Questa mattina ho letto un’intervista a una psicoterapeuta che, in sostanza, ammonisce le ragazze a diffidare dell’ultimo appuntamento con l’ex. Nel dettaglio, dice Virginia Ciaravolo:
«C’è una sorta di inconsapevolezza di fronte al pericolo. Tante vanno all’ultimo appuntamento senza minimamente immaginare cosa può accadere. Perciò è importante rimarcare sempre, senza mai abbassare la guardia, che la violenza maschile è ovunque. Il bruto non è solo nei titoli dei giornali. È a scuola, nelle discoteche, in strada, nei gruppi di amici. È nell’uomo che parla di amore».
E’ una lettura che mi sconcerta. Come si fa a immaginare non solo una responsabilità, sia pure velata, da parte di chi accetta un incontro per chiarire? Come si fa a suggerire che ci si deve muovere, da adolescenti e giovani, in un mondo dove il maschile si identifica con il bruto? Una cosa è parlare di patriarcato, che esiste, non è morto e continua a fare danni, un’altra è pensare che chi ti parla d’amore può ammazzarti sempre e comunque.
Poi, ho molte amiche che sostengono la necessità della difesa personale da imparare presto, prestissimo, per quanto riguarda le ragazze.
E io capisco tutto e immagino che ci sia una parte di ragione o forse una ragione intera, ma penso anche che non dovrebbe essere così, non dovremmo immaginare un mondo così e non dovrebbero immaginarlo le ragazze e le donne.
Ma nemmeno i ragazzi.
Qualche mese fa, Jennifer Guerra scriveva su fanpage dell’abbassamento dell’età dei giovani violenti: “Un rapporto del 2024 di Save The Children evidenzia come tra gli adolescenti ci sia una propensione al controllo all’interno delle relazioni, specie attraverso i social, e che persistono stereotipi radicati. Chi si occupa di violenza di genere e ne va a parlare nelle scuole riferisce una sorta di regresso, o la percezione di un divario tra le opinioni delle ragazze – sempre più consapevoli e informate – e quelle dei ragazzi – che sono sempre più ostili e vanno subito sulla difensiva”.
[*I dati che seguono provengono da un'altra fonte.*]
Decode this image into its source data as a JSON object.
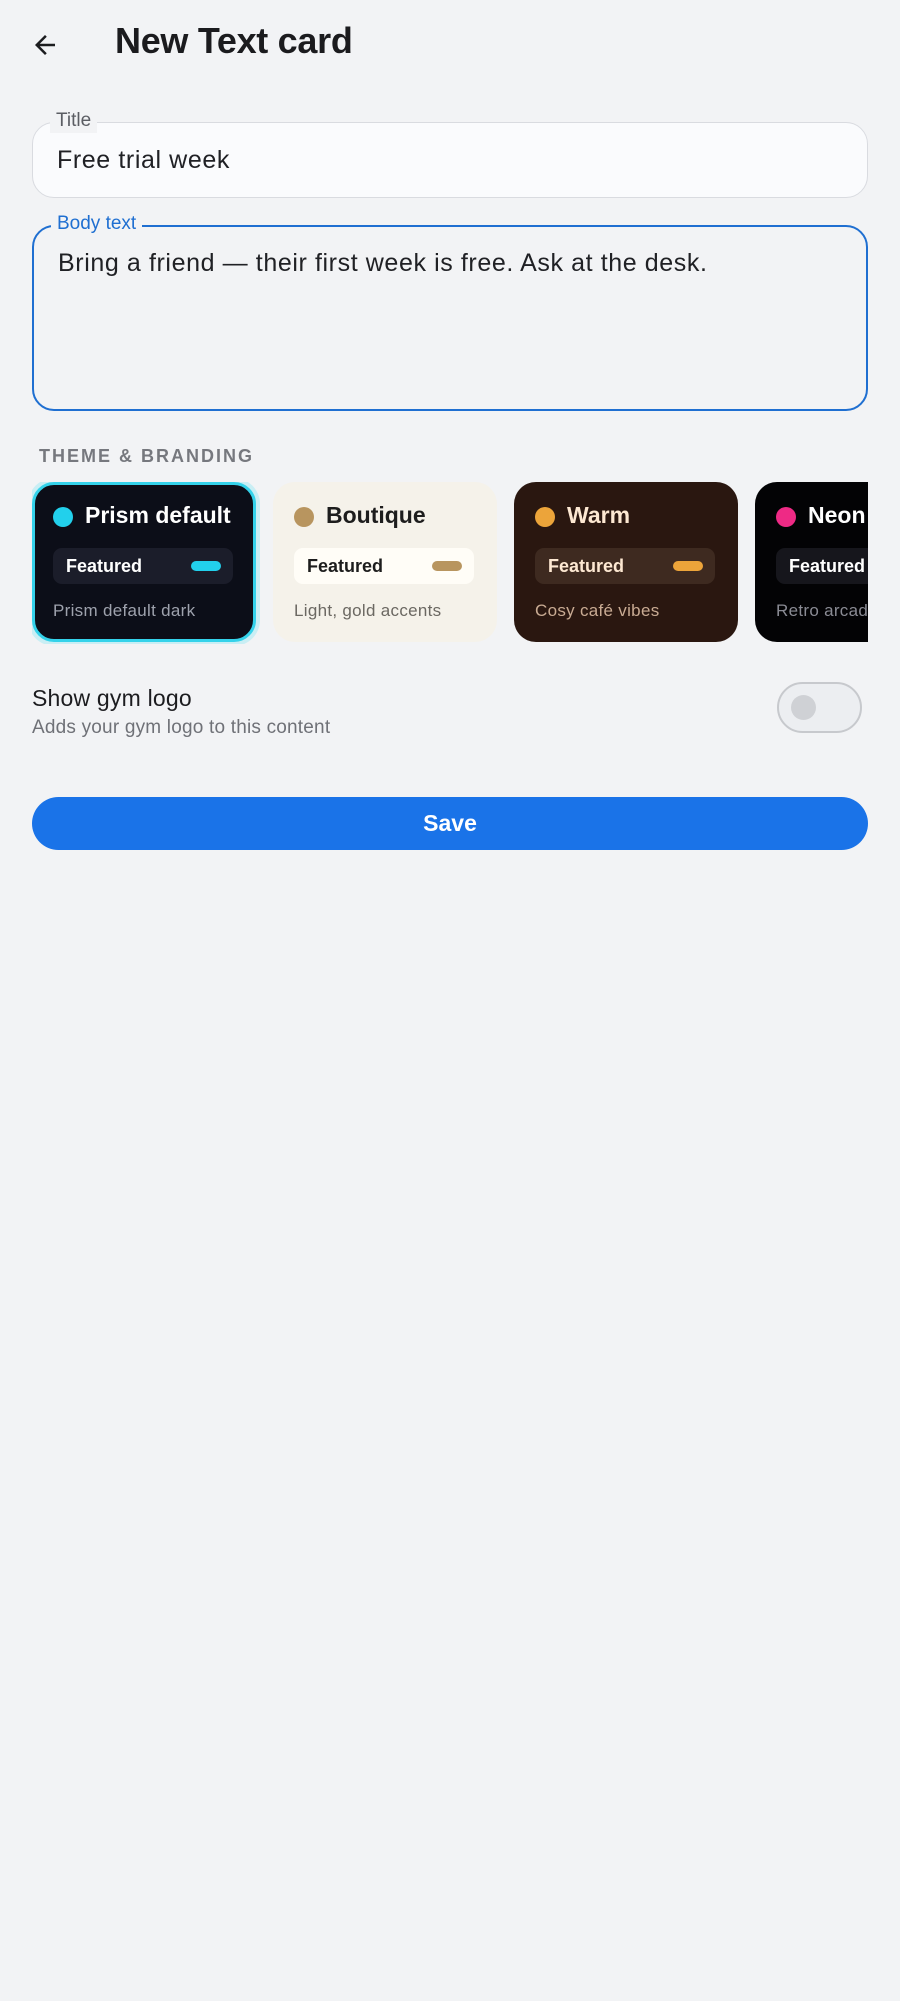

Ed ecco il punto: come ci si arriva a quei ragazzi? Scrive ancora Jennifer Guerra:
“Una parte di responsabilità va ascritta alla cronica assenza di educazione sessuale e affettiva a scuola, in uno dei pochi Paesi rimasti in Europa a non prevederla nel calendario scolastico. Dopo il femminicidio di Giulia Cecchettin, il ministro dell’Istruzione Valditara aveva lanciato il progetto “Educare alle relazioni”, mal concepito ma comunque mai avviato, e molto osteggiato dal fronte anti-gender che lo reputa una forma di indottrinamento. Ma la prevenzione, su cui comunque non si investe abbastanza, è un contenitore che può essere riempito di tante cose diverse, ed è qui che sta la parte più difficile di questa responsabilità.
La prevenzione che abbiamo conosciuto da quando il nostro Paese ha firmato il primo piano anti-violenza nel lontano 2013 è quella delle panchine rosse, degli inviti a chiamare il 1522, dei “Denunciate!” e dei “Se ti picchia non è amore”. Messaggi che sono serviti senz’altro a creare consapevolezza del fenomeno della violenza di genere, ma che forse meritano di essere rivisti o superati. Non solo perché il messaggio è arrivato soprattutto alle donne (che in effetti sono più propense a rivolgersi alle forze dell’ordine o ai centri antiviolenza) e quindi ha mancato il vero obiettivo della sensibilizzazione – cioè gli uomini – ma anche perché non dice quasi nulla a questa nuova generazione di possibili vittime e possibili autori di violenza”.
Dunque bisogna insistere perché nelle scuole si parli, nei modi giusti e con le persone giuste e nelle giuste circostanze, di tutto questo, liberandosi dalle pressioni dei cosiddetti Pro-Vita e dei fondamentalisti che agitano lo spettro del gender quando si parla di educazione sessuale e affettiva nelle scuole. Certo che non è risolutivo, certo che bisogna lavorare su tantissimi livelli: ma da qualche parte si deve pur cominciare. E gli spettri, veri, da agitare, ci sono: sono quelli delle ragazze e delle donne che mentre ministri e ministre temporeggiano e fanno distinguo sono morte davvero. E non saranno le ultime. Purtroppo.